The Court has long treated over-the-air broadcast TV and radio as less constitutionally protected than newspapers, magazines, books, and (in recent years) cable television and the Internet. That’s why the Fairness Doctrine was unanimously upheld in 1969 (in the Red Lion case), and a similar (though narrower) state law for newspapers was unanimously struck down in 1974. Likewise, the ban on broadcast vulgarities (see the Pacifica case) has been justified by the less protected status of broadcast radio and television.
The Citizens United majority doesn’t have to squarely deal with this question — the issue is raised only indirectly — but it includes language that casts considerable doubt on this second-class status of broadcast TV and radio:
Citizens United further contends that §441b should be invalidated as applied to movies shown through video-on-demand, arguing that this delivery system has a lower risk of distorting the political process than do television ads. On what we might call conventional television, advertising spots reach viewers who have chosen a channel or a program for reasons unrelated to the advertising.

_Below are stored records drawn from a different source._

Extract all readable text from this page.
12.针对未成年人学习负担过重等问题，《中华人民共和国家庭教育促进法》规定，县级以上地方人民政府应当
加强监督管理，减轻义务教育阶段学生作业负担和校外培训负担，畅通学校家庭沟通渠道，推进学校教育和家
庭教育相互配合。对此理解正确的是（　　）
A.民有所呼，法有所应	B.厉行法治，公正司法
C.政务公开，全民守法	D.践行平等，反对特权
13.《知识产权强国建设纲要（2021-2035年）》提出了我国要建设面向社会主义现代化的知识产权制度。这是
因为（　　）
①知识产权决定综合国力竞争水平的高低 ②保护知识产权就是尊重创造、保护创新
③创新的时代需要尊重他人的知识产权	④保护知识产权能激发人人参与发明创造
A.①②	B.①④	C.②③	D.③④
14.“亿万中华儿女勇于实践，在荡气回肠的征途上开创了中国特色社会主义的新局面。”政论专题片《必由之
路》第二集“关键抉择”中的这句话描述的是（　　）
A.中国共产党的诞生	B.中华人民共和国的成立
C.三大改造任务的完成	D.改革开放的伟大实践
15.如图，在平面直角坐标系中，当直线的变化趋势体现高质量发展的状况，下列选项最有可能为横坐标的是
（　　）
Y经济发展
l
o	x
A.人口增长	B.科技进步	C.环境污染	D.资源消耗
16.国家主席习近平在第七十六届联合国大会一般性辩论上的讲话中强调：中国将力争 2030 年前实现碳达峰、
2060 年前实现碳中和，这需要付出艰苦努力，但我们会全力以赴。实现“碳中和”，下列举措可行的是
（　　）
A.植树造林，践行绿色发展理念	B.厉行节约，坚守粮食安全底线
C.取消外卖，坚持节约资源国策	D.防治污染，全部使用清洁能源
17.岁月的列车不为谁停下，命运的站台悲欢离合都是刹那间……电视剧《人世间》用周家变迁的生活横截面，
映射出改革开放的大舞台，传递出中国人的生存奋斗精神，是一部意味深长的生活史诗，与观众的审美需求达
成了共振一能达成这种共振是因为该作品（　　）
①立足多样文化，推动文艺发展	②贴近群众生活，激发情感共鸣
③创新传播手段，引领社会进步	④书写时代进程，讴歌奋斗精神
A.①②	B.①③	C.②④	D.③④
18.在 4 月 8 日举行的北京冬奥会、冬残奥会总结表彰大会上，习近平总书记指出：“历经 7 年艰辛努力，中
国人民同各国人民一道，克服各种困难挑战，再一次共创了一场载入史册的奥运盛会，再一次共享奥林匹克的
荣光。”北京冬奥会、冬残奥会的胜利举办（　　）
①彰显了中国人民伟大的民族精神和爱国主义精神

With video-on-demand, by contrast, the viewer selects a program after taking “a series of affirmative steps”: subscribing to cable; navigating through various menus; and selecting the program.
While some means of communication may be less effective than others at influencing the public in different contexts, any effort by the Judiciary to decide which means of communications are to be preferred for the particular type of message and speaker would raise questionsas to the courts’ own lawful authority. Substantial questions would arise if courts were to begin saying what means of speech should be preferred or disfavored. And in all events, those differentiations might soon prove to be irrelevant or outdated by technologies that are in rapid flux. See Turner Broadcasting System, Inc. v. FCC, 512 U. S. 622, 639 (1994).
Courts, too, are bound by the First Amendment. We must decline to draw, and then redraw, constitutional lines based on the particular media or technology used to disseminate political speech from a particular speaker. It must be noted, moreover, that this undertaking would require substantial litigation over an extended time, all to interpret a law that beyond doubt discloses serious First Amendment flaws. The interpretive process itself would create an inevitable, pervasive, and serious risk of chilling protected speech pending the drawing of fine distinctions that, in the end, would themselves be questionable. First Amendment standards, however, “must give the benefit of any doubt to protecting rather than stifling speech.”
This is especially significant given the Court’s earlier hints, for instance in Turner Broadcasting System, Inc. v. FCC (1994), that the Justices were no longer fans of the special treatment of broadcasting.